Various authors have reported having the strong impression that many songs had been formed through the recombination of portions of other songs ([1, 14,16,18]). Tracy and Baker  speculate that "birds may be memorizing song components (syllables or phrases) that are strung together into complete songs at a later time" and Pytte , in relating the work of Bitterbaum and Baptista , explains that "juveniles learn individual syllables as units, which they segregate and recombine independently during song production."
However, these statements apparently refer only to subsong production by juveniles. As Lynch and Baker  stated more explicitly regarding recombination of song elements in the Chaffinch (Fringilla coelebs), "As song development proceeds, songs become less variable; by the time they reach 'crystallization,' they are highly stereotyped, and hybrid songs tend to disappear from the birds' repertoire."
Smith , on the other hand, offered the following intriguing proposal: "It is possible that house finches do not even choose songs or song elements, but choose a model(s) to imitate. Variation would then come from the 'mutations' of the model." Although he provides no further elaboration on the type of model that he has in mind, the fact that his work involves the construction of Markov chains from House Finch songs is highly suggestive; Markov chains are a simple form of grammar model [note 4]. However, Smith's models were inferred not from the songs of individual birds, but from the songs of all the birds in the local population in a given year, so it is not clear that these models are intended to describe anything other than the overall structure of the local dialect. Furthermore, the models were inferred in a highly subjective way; phrases do not appear to have been selected systematically, and "hybrid" phrases were excluded from the model.

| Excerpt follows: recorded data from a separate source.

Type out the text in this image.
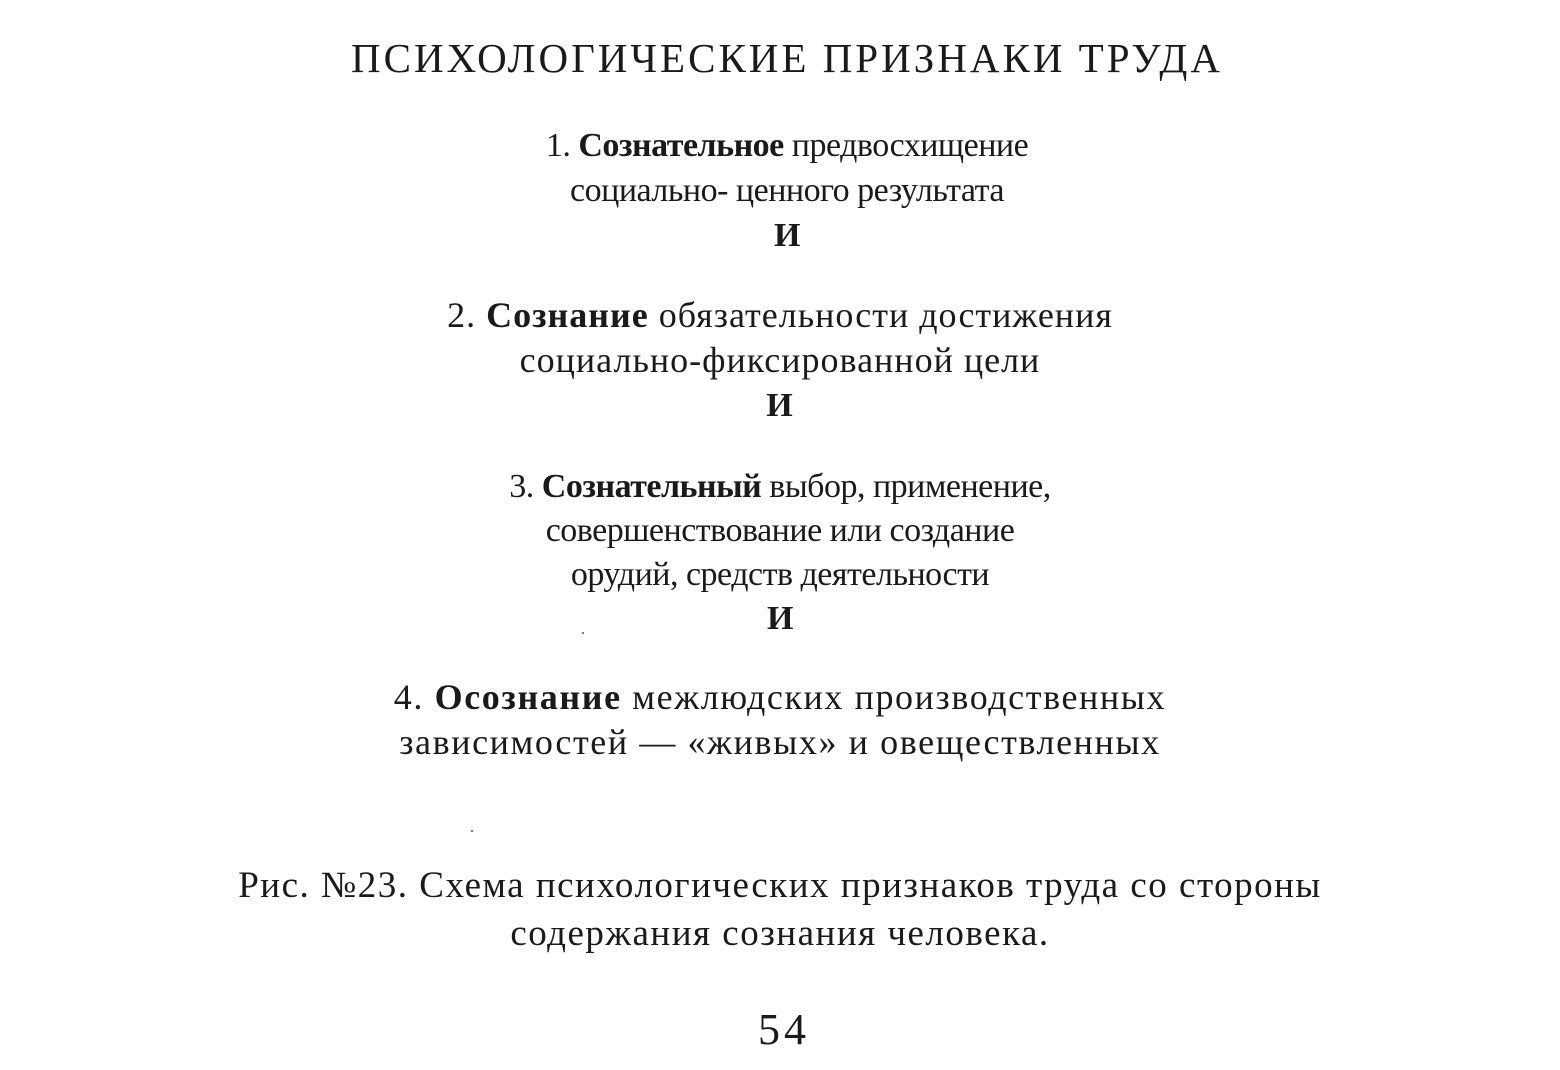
ПСИХОЛОГИЧЕСКИЕ ПРИЗНАКИ ТРУДА
1. Сознательное предвосхищение
социально- ценного результата
И
2. Сознание обязательности достижения
социально-фиксированной цели
И
3. Сознательный выбор, применение,
совершенствование или создание
орудий, средств деятельности
И
4. Осознание межлюдских производственных
зависимостей — «живых» и овеществленных
Рис. №23. Схема психологических признаков труда со стороны
содержания сознания человека.
54
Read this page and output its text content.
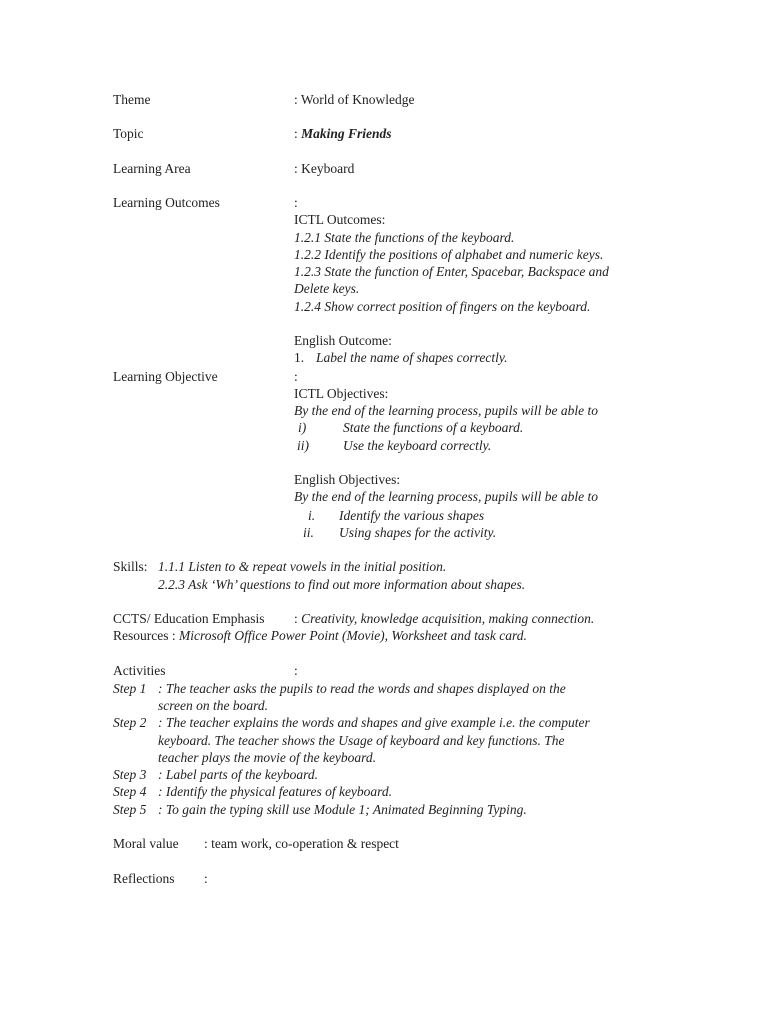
Theme	: World of Knowledge
Topic	: Making Friends
Learning Area	: Keyboard
Learning Outcomes	:
ICTL Outcomes:
1.2.1 State the functions of the keyboard.
1.2.2 Identify the positions of alphabet and numeric keys.
1.2.3 State the function of Enter, Spacebar, Backspace and
Delete keys.
1.2.4 Show correct position of fingers on the keyboard.
English Outcome:
1. Label the name of shapes correctly.
Learning Objective	:
ICTL Objectives:
By the end of the learning process, pupils will be able to
i)	State the functions of a keyboard.
ii)	Use the keyboard correctly.
English Objectives:
By the end of the learning process, pupils will be able to
i. Identify the various shapes
ii. Using shapes for the activity.
Skills: 1.1.1 Listen to & repeat vowels in the initial position.
2.2.3 Ask ‘Wh’ questions to find out more information about shapes.
CCTS/ Education Emphasis : Creativity, knowledge acquisition, making connection.
Resources : Microsoft Office Power Point (Movie), Worksheet and task card.
Activities	:
Step 1 : The teacher asks the pupils to read the words and shapes displayed on the
screen on the board.
Step 2 : The teacher explains the words and shapes and give example i.e. the computer
keyboard. The teacher shows the Usage of keyboard and key functions. The
teacher plays the movie of the keyboard.
Step 3 : Label parts of the keyboard.
Step 4 : Identify the physical features of keyboard.
Step 5 : To gain the typing skill use Module 1; Animated Beginning Typing.
Moral value : team work, co-operation & respect
Reflections :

In order to test this hypothesis, I further posited that memetic evolution applied directly to songs represented as fixed syllable sequences would be incapable of generating certain statistical properties expected to occur in actual House Finch song. In particular, I posited that contingency tables constructed from pairs of states in the inferred grammar models would provide support for independence between the choices made at those pairs of states as the birds transitioned out of those respective states during song generation. Intuitively, one would not expect such independence to obtain in grammar models inferred from songs that had instead been generated via simple string recombination, because there is no obvious reason to expect random crossover between songs to respect phrase boundaries in such a way as to maintain the symmetry necessary for independence at pairs of states in the corresponding inferred grammar.
Although such independence may be expected to occur in extreme cases where extensive recombination has produced nearly all possible syllable combinations, such an extensive shuffling of syllables would seem to obliterate certain forms of order observed in actual House Finch song. For example, the models inferred in Smith , as well as unpublished analyses of data from Pytte  performed by myself reveal persistent multi-syllable themes that one would not expect to survive in the presence of high levels of random crossover.
Recording equipment consisted of a 31-inch Telinga Pro Universal parabolic reflector fitted with a Sennheiser ME62 microphone, and a Marantz PMD222 portable cassette recorder. Songs were recorded onto Maxell high-bias (CrO2) cassettes in the field and then digitized using 18-bit A/D conversion hardware and written to compact disk (CD-R).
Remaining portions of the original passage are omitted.